What does the DOJ final rule on protecting Americans' sensitive data from foreign adversaries really mean for global business?

The U.S. Department of Justice's final rule on protecting Americans' sensitive data from foreign adversaries is now in effect. On 11 April, the DOJ's National Security Division took further steps to implement the final rule and also issued a limited 90-day enforcement policy promising not to take certain enforcement actions against companies engaging in good faith compliance efforts until 8 July. 

The final rule represents a novel approach to U.S. national security concerns related to sensitive personal and government-related data. It mixes elements of U.S. sanctions, foreign investment, and cybersecurity and data privacy regulations, but its concepts, definitions and objectives do not always align with those programs.

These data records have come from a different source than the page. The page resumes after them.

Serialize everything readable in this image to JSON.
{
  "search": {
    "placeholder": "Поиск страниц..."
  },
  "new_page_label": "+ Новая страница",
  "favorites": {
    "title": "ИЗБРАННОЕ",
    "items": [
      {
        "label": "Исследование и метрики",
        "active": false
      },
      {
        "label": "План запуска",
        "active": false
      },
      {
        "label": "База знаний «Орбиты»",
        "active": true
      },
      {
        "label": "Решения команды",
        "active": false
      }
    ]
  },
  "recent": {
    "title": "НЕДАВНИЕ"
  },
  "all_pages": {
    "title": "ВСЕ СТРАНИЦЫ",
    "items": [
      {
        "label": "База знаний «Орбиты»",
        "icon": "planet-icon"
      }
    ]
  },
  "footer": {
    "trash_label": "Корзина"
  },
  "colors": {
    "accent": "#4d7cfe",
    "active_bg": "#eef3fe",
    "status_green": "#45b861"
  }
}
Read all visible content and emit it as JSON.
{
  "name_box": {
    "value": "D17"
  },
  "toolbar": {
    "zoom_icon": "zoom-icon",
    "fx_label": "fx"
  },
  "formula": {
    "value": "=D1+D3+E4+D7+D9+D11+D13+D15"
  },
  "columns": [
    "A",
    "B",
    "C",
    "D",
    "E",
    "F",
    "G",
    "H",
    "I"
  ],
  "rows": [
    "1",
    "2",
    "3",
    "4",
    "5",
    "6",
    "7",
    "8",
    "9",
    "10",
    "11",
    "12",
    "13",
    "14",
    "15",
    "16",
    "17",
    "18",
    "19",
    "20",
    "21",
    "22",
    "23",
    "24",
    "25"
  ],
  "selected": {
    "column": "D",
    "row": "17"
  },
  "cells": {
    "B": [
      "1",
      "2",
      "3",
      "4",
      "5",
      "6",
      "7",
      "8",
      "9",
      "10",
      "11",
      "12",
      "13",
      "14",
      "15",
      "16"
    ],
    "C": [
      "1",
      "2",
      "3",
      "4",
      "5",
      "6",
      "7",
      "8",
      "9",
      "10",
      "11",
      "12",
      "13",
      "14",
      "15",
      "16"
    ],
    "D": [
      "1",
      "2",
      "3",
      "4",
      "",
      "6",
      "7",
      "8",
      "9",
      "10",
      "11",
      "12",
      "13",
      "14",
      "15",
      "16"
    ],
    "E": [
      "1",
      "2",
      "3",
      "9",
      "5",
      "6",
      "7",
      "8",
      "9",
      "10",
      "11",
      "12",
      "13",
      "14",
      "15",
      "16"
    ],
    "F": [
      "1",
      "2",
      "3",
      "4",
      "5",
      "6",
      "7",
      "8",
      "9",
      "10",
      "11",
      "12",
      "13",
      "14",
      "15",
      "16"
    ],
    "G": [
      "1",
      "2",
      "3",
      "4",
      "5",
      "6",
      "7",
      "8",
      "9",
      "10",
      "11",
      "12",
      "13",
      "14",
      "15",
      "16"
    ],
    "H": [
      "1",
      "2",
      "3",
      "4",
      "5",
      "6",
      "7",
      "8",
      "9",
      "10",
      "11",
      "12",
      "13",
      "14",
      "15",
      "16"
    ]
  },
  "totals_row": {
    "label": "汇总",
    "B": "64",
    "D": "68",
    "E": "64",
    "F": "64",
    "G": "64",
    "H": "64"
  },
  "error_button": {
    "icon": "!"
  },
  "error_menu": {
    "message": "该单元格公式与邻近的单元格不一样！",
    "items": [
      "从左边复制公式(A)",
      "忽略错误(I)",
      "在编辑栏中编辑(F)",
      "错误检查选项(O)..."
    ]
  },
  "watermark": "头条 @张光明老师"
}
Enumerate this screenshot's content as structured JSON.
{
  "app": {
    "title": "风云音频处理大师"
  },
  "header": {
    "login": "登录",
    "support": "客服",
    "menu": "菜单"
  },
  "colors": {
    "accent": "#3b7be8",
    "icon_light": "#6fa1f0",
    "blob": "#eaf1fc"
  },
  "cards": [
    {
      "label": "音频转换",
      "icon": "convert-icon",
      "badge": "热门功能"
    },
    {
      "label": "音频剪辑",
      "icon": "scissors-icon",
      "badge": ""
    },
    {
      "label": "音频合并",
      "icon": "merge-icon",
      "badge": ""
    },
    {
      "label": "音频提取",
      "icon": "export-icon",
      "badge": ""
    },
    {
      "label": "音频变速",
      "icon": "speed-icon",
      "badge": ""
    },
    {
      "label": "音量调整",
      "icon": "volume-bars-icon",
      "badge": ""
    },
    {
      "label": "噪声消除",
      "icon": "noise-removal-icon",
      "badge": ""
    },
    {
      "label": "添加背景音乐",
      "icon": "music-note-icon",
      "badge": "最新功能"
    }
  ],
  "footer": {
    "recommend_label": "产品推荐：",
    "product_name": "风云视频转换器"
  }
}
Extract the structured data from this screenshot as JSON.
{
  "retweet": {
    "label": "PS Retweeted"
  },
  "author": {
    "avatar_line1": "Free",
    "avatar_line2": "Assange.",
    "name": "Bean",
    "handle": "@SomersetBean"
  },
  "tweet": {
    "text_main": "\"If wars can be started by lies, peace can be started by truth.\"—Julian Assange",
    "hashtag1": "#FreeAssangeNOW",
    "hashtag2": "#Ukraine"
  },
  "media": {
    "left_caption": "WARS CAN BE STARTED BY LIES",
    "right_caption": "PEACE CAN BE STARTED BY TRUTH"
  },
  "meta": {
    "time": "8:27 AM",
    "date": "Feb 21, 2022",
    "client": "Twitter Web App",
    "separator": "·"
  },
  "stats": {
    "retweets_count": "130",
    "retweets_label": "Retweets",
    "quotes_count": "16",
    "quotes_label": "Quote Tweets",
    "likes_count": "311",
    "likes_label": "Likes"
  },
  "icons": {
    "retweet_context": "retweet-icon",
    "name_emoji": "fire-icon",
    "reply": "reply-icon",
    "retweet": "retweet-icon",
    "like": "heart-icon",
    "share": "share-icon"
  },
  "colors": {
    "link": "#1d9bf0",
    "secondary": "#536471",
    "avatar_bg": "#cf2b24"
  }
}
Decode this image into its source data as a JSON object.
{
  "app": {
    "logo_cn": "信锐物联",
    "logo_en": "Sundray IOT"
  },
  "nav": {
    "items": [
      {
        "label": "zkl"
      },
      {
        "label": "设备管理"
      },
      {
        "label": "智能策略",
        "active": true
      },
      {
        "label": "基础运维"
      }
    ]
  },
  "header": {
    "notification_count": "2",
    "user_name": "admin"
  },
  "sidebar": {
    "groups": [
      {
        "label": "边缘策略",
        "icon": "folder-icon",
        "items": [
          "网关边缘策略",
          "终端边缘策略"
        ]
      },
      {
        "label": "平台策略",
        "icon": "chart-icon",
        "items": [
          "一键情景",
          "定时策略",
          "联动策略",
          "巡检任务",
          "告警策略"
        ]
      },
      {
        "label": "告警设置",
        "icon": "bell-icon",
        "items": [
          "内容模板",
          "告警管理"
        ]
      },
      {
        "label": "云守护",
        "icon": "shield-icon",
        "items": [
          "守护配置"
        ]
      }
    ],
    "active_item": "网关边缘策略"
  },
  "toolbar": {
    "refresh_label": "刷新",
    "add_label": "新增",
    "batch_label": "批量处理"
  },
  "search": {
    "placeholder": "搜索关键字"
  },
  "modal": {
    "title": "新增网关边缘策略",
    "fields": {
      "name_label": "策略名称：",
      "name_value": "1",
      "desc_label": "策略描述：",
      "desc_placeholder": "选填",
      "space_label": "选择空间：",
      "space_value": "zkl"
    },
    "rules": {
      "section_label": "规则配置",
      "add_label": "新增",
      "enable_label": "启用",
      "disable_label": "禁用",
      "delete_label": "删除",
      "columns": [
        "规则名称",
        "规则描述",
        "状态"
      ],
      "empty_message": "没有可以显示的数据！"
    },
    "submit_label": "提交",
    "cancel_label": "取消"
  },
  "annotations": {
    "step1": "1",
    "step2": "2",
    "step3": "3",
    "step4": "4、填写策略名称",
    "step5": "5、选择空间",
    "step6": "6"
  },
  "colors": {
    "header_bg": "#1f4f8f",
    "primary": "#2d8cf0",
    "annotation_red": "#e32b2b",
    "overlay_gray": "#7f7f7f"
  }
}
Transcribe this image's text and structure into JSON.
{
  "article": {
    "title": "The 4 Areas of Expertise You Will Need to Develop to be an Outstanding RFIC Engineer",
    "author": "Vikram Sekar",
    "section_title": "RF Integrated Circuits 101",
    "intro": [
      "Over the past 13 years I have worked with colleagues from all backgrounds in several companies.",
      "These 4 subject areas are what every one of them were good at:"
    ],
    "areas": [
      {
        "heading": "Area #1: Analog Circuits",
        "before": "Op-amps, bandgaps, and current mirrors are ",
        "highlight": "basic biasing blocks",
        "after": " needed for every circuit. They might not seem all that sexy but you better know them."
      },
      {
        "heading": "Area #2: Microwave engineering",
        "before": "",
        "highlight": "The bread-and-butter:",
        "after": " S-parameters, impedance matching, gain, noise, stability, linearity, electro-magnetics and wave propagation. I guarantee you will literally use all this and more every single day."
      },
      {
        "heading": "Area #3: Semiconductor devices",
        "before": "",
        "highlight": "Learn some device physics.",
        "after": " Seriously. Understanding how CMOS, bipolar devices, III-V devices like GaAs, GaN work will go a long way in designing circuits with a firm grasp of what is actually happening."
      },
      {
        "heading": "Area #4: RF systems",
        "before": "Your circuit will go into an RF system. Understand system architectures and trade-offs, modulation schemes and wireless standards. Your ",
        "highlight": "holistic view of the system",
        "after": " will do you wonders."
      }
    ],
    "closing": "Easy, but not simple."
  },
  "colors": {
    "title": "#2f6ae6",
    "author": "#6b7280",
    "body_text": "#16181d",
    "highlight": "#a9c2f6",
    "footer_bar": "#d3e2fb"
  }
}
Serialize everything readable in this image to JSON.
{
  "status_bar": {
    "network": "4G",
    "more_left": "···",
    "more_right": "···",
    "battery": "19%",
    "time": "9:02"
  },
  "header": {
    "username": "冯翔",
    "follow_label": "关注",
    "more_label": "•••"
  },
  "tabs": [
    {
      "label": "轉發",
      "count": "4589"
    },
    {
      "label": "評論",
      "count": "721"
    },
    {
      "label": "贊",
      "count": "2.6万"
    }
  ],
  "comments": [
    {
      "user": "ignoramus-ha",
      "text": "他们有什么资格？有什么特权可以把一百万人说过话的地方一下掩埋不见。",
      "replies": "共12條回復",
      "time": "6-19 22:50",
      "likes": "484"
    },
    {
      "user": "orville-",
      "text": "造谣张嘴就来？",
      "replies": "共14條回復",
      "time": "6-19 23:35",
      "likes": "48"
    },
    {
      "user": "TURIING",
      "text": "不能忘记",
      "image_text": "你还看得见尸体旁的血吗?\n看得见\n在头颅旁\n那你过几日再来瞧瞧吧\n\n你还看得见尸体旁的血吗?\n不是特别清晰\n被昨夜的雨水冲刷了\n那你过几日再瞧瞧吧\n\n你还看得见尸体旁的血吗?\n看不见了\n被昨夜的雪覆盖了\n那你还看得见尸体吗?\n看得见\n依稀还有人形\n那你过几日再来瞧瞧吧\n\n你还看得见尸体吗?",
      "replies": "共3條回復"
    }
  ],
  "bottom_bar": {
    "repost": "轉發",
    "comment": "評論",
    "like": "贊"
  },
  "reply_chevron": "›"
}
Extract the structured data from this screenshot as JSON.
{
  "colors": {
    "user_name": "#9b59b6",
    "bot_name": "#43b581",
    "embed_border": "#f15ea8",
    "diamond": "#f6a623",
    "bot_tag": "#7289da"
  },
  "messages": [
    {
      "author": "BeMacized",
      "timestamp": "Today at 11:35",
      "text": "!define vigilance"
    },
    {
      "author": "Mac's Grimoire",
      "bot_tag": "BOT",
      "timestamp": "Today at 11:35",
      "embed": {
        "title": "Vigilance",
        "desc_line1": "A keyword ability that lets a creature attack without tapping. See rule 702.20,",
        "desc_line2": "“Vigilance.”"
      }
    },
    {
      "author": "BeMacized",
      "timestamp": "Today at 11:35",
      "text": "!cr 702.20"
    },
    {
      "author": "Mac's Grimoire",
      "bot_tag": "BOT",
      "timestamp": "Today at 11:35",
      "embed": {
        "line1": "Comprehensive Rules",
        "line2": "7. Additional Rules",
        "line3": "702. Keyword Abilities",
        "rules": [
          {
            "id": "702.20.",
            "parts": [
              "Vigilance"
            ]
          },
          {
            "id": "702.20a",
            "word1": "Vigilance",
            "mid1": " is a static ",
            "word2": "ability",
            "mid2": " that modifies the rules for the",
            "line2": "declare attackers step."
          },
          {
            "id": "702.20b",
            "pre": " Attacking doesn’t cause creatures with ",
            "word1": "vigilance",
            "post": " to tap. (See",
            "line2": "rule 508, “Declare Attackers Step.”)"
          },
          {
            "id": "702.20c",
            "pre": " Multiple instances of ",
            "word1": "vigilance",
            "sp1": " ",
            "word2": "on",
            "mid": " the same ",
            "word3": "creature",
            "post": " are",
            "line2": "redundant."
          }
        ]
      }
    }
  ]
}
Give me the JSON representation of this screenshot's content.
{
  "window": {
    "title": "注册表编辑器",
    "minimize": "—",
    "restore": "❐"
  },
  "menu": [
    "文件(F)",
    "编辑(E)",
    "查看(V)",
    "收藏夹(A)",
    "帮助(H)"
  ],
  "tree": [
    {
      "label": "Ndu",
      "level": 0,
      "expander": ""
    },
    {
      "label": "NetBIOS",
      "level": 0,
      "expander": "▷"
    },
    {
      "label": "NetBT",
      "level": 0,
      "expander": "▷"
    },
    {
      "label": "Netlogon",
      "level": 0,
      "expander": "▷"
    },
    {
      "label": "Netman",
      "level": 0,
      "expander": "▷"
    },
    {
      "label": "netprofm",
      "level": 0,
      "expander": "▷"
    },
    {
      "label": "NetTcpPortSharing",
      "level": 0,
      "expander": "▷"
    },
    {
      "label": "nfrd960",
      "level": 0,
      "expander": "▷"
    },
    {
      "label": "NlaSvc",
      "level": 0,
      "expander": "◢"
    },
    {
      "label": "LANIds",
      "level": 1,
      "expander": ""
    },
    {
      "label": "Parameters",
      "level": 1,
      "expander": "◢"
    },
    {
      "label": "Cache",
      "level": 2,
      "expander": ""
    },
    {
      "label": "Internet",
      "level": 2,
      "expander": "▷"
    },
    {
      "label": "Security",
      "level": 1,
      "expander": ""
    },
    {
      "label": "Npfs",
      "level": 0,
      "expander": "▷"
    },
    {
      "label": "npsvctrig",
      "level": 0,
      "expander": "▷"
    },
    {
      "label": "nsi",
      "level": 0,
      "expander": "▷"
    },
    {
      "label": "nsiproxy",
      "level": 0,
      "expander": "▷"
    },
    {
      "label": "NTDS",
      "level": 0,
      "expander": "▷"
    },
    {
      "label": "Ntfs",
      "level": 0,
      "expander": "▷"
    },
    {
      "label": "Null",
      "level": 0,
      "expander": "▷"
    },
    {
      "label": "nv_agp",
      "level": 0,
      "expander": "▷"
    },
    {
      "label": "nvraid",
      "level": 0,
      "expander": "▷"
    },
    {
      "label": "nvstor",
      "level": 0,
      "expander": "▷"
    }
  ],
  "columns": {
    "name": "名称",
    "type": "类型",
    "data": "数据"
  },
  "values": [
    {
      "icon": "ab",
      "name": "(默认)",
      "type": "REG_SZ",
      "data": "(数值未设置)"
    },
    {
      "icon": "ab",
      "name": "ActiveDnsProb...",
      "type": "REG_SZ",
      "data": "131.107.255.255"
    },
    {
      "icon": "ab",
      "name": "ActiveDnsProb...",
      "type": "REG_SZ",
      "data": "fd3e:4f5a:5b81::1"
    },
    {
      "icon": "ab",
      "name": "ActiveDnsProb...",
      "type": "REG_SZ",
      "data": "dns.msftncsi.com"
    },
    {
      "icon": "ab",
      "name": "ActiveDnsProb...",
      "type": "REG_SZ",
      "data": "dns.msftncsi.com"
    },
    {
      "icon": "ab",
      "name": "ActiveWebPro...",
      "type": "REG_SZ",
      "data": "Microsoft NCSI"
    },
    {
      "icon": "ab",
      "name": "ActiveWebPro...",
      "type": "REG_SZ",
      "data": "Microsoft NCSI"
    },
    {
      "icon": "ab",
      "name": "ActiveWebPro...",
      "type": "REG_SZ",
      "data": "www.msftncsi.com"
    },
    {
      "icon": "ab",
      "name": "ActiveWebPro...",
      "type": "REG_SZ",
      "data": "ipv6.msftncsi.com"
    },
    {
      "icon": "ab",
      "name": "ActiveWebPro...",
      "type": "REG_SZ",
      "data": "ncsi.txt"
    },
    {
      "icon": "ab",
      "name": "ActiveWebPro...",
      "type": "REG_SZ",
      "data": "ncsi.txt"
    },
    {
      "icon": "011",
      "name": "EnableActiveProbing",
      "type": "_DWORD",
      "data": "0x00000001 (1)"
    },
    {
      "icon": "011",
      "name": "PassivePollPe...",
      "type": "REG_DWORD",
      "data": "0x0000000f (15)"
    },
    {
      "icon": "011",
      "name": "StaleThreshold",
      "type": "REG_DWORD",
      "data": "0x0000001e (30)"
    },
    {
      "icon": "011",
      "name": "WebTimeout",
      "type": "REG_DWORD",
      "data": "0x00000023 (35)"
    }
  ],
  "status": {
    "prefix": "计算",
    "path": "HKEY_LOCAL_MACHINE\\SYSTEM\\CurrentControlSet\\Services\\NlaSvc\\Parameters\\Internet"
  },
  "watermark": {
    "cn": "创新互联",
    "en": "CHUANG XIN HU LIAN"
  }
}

As a result, the final rule is difficult to parse for legal and privacy professionals.

As multinationals undertake the challenging task of identifying and addressing potentially covered data transactions among their group operations and third parties, certain patterns have emerged. These early observations and suggestions can lead to greater efficiencies in this complicated task and also create the scaffolding for a more durable compliance program for the future.

Directly at issue: Shared service centers, processing activities in countries of concern

Companies that have placed group operations in identified countries of concern, including China, Hong Kong, Macau and Russia, will likely have more significant challenges under the final rule.